Surprisingly, new research by psychologists Lucía Vicente and Helena Matute from Deusto University provides evidence that the opposite can also occur: people can inherit artificial intelligence biases (systematic errors in AI outputs) in their decisions. Not only would AI inherit its biases from human data, but people could also inherit those biases from AI, with the risk of getting trapped in a dangerous loop.
According to Techxplore, the researchers conducted a series of three experiments in which volunteers performed a medical diagnosis task. A group of the participants were assisted by a biased AI system (which exhibited a systematic error), and the control group was unassisted. The participants assisted by the biased AI system made the same type of errors as the AI, while the control group did not make these mistakes, which proved that AI recommendations influenced participant’s decisions.

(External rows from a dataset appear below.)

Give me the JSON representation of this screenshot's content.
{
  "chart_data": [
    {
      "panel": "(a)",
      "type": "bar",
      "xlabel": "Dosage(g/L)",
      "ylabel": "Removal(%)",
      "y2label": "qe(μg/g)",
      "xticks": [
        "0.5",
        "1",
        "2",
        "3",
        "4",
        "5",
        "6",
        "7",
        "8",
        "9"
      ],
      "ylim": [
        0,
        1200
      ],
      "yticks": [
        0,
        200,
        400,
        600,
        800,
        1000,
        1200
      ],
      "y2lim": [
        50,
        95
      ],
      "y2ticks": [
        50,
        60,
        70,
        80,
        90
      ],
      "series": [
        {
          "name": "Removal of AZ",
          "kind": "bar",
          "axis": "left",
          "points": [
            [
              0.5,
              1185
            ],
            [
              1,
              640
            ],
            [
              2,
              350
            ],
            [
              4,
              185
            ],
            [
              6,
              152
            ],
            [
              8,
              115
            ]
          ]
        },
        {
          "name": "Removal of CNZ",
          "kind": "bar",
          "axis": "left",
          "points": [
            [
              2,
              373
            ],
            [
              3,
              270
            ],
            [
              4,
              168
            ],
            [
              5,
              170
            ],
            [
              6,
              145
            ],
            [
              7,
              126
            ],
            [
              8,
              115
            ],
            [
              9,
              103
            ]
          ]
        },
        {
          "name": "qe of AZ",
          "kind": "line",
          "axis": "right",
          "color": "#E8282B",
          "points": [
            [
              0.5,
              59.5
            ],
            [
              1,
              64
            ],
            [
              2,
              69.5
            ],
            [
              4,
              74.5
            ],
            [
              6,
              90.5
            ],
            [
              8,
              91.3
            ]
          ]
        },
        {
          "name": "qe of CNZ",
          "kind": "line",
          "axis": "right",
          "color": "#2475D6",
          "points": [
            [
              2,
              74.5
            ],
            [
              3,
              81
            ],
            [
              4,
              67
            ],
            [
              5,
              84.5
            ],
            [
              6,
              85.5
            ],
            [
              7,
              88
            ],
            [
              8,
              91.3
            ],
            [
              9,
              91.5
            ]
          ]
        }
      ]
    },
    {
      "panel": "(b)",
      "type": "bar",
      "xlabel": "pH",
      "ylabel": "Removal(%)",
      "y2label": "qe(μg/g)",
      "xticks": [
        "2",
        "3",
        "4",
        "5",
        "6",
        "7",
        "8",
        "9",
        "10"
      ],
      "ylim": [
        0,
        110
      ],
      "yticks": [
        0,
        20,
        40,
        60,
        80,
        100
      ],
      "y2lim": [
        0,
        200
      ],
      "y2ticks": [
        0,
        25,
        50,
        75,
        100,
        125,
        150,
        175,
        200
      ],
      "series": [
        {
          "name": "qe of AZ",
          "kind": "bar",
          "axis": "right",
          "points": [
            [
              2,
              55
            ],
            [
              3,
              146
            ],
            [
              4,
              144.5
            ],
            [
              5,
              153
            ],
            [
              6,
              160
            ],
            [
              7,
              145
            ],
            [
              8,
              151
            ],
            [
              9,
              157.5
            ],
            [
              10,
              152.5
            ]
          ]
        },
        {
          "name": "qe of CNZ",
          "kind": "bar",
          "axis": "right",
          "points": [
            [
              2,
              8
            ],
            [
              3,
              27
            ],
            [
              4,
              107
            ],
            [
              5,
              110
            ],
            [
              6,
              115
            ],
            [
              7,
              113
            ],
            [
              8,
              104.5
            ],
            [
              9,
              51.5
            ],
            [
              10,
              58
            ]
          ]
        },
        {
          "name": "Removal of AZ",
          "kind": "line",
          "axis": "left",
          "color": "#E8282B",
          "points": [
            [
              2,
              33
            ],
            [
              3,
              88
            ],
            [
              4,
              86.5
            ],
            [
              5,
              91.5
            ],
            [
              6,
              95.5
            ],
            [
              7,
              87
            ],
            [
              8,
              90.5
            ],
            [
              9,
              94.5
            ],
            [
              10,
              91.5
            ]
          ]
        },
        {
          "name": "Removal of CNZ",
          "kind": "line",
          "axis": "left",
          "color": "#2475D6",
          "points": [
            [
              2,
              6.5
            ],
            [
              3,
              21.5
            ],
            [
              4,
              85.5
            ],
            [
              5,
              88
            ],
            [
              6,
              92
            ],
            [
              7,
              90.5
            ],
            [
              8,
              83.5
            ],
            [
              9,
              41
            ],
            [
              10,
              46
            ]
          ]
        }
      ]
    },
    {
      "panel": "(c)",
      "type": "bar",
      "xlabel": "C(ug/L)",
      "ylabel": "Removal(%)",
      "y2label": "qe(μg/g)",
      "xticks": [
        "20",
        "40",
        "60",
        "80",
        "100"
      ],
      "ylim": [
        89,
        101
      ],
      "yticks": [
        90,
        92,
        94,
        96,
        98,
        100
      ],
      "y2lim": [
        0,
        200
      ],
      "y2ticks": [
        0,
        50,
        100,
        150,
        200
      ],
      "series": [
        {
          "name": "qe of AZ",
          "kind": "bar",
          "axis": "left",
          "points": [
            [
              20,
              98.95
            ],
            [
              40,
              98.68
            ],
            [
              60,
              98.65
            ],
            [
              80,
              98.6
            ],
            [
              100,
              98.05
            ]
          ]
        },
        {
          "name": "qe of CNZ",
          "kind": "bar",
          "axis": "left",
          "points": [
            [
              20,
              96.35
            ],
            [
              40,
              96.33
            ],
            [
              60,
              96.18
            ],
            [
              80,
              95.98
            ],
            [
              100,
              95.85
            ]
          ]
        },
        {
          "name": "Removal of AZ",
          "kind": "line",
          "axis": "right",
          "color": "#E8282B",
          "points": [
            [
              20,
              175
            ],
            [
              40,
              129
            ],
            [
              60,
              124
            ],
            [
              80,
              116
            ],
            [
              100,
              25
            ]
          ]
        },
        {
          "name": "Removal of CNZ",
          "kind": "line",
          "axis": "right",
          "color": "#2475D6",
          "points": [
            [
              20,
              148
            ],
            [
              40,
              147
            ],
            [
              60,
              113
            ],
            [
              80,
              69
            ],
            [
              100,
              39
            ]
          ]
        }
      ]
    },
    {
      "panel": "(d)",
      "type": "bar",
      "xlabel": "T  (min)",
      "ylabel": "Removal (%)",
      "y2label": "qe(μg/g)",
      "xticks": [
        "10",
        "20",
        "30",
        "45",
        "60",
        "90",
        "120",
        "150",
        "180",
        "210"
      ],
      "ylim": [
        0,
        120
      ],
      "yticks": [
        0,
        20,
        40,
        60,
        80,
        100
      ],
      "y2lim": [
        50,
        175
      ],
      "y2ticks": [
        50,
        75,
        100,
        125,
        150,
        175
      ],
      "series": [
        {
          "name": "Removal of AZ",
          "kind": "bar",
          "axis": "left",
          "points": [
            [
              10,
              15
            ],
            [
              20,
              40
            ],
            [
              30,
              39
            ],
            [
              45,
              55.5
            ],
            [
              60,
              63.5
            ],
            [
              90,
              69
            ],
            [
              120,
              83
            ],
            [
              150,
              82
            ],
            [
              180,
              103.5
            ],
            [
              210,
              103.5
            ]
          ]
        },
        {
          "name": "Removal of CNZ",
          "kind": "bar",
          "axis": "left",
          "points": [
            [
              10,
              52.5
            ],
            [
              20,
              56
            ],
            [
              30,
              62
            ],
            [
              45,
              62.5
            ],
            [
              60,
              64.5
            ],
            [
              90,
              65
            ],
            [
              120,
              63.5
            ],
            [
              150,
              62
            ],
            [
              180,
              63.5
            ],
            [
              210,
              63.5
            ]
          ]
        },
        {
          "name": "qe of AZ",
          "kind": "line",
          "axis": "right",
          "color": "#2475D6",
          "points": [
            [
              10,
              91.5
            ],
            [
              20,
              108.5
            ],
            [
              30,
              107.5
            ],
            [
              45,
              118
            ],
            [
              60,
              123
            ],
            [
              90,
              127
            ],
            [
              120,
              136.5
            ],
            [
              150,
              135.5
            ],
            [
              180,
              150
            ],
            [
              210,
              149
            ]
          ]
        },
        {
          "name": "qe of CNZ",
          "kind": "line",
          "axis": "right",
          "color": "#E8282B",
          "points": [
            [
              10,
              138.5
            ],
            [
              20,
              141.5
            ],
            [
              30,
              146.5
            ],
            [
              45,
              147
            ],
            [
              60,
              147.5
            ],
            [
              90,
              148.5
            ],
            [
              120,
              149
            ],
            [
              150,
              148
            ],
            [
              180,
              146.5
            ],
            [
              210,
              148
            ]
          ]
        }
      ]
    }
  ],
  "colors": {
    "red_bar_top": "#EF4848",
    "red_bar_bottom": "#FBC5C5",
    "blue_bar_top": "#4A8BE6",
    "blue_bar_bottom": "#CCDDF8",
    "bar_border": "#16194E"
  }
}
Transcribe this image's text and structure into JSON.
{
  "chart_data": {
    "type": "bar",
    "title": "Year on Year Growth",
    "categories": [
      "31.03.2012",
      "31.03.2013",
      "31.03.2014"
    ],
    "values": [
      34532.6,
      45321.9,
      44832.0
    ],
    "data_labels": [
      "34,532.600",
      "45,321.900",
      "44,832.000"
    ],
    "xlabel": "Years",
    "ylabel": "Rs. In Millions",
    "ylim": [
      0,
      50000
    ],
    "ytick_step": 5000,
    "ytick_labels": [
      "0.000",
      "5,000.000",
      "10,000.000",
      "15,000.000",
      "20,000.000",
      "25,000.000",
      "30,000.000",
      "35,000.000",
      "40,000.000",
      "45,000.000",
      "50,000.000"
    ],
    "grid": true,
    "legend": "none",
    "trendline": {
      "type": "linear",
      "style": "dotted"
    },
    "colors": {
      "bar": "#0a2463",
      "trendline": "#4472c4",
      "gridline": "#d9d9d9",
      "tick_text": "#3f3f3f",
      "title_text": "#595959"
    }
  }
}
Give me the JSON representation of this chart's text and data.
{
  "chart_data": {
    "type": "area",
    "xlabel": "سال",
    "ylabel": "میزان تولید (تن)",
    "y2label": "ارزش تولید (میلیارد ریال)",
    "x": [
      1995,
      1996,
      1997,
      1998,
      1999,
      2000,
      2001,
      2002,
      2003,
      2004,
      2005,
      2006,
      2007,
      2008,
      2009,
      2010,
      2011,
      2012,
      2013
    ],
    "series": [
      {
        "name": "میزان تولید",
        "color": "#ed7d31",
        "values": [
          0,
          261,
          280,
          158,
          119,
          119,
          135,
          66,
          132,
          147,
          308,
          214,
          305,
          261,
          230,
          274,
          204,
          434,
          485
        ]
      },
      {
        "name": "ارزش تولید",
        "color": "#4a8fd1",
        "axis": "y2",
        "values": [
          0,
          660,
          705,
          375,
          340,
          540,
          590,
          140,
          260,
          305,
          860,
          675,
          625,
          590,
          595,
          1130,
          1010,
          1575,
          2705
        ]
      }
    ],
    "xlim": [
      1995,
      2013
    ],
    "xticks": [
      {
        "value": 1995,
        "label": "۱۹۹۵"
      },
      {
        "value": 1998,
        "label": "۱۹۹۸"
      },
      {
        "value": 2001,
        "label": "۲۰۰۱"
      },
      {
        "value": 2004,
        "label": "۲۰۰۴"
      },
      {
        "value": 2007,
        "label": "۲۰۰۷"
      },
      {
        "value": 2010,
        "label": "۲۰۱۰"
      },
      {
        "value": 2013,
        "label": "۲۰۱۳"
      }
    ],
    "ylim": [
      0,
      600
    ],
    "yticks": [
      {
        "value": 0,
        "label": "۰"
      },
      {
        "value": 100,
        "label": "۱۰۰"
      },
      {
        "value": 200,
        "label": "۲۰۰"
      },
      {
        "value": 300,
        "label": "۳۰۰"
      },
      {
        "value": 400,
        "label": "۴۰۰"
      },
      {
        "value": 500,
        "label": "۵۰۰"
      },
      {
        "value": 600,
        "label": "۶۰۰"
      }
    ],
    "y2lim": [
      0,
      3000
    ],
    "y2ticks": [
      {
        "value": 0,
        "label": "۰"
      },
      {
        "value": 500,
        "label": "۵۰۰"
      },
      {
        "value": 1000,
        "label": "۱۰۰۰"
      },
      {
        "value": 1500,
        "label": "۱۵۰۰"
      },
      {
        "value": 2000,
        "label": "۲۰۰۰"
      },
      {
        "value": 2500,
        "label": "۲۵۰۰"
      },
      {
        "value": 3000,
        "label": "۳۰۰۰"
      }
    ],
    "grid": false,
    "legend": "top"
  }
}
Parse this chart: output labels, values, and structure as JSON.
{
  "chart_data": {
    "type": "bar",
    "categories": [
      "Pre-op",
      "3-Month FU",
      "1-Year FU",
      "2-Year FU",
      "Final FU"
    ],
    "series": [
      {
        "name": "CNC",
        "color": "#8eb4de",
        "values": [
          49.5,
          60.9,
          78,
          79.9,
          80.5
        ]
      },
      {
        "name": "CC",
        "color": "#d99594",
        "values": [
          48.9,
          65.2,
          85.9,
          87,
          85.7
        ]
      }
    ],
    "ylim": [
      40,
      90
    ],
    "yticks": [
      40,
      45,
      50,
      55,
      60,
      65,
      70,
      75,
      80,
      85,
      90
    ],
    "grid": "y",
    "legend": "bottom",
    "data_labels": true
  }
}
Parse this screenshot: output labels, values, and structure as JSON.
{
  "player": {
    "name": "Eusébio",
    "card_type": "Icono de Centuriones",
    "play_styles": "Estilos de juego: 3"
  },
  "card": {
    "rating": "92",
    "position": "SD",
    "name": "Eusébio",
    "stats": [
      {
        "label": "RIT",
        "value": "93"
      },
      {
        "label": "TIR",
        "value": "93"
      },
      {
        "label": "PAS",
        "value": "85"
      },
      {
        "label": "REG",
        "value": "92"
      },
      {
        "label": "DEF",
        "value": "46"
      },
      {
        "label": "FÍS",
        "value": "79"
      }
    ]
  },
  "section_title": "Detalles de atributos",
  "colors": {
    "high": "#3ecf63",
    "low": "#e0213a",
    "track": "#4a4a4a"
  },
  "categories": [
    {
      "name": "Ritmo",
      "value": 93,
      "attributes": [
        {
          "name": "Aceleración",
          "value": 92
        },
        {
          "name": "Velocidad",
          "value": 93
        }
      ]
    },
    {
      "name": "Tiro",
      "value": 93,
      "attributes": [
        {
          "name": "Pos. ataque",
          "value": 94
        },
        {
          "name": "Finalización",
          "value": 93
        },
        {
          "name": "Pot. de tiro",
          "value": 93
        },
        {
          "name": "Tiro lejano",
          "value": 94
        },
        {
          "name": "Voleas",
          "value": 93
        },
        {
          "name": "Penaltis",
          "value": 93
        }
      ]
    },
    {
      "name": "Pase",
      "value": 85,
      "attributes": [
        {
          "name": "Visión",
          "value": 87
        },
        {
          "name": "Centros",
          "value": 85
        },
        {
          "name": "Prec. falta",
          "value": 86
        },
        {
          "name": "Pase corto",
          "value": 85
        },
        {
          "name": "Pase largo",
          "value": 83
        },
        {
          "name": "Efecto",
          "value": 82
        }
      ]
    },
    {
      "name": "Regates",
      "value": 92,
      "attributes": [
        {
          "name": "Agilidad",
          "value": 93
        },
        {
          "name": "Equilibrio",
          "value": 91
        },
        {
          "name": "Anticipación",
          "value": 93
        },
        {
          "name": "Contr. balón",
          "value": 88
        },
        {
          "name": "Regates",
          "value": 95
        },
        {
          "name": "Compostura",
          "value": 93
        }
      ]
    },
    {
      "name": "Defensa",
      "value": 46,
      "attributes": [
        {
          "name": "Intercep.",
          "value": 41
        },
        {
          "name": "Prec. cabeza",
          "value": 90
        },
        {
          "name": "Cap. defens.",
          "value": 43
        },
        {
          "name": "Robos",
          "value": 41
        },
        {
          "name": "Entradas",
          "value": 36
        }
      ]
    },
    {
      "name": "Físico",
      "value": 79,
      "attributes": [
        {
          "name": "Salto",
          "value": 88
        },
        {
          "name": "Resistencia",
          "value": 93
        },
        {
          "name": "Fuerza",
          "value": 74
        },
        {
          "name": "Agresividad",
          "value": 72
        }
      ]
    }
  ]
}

The most significant finding of the research was that after interaction with the AI system, those volunteers continued to mimic its systematic error when they switched to performing the diagnosis task unaided. This shows that biased information by an artificial intelligence model can have a long-lasting negative impact on human decisions.
An inheritance of AI bias proves that there is a need for further psychological and multidisciplinary research on AI-human interaction, and evidence-based regulation to guarantee fair and ethical AI, considering not only the AI technical features but also the psychological aspects of the AI and human collaboration.
This research was published in Scientific Reports.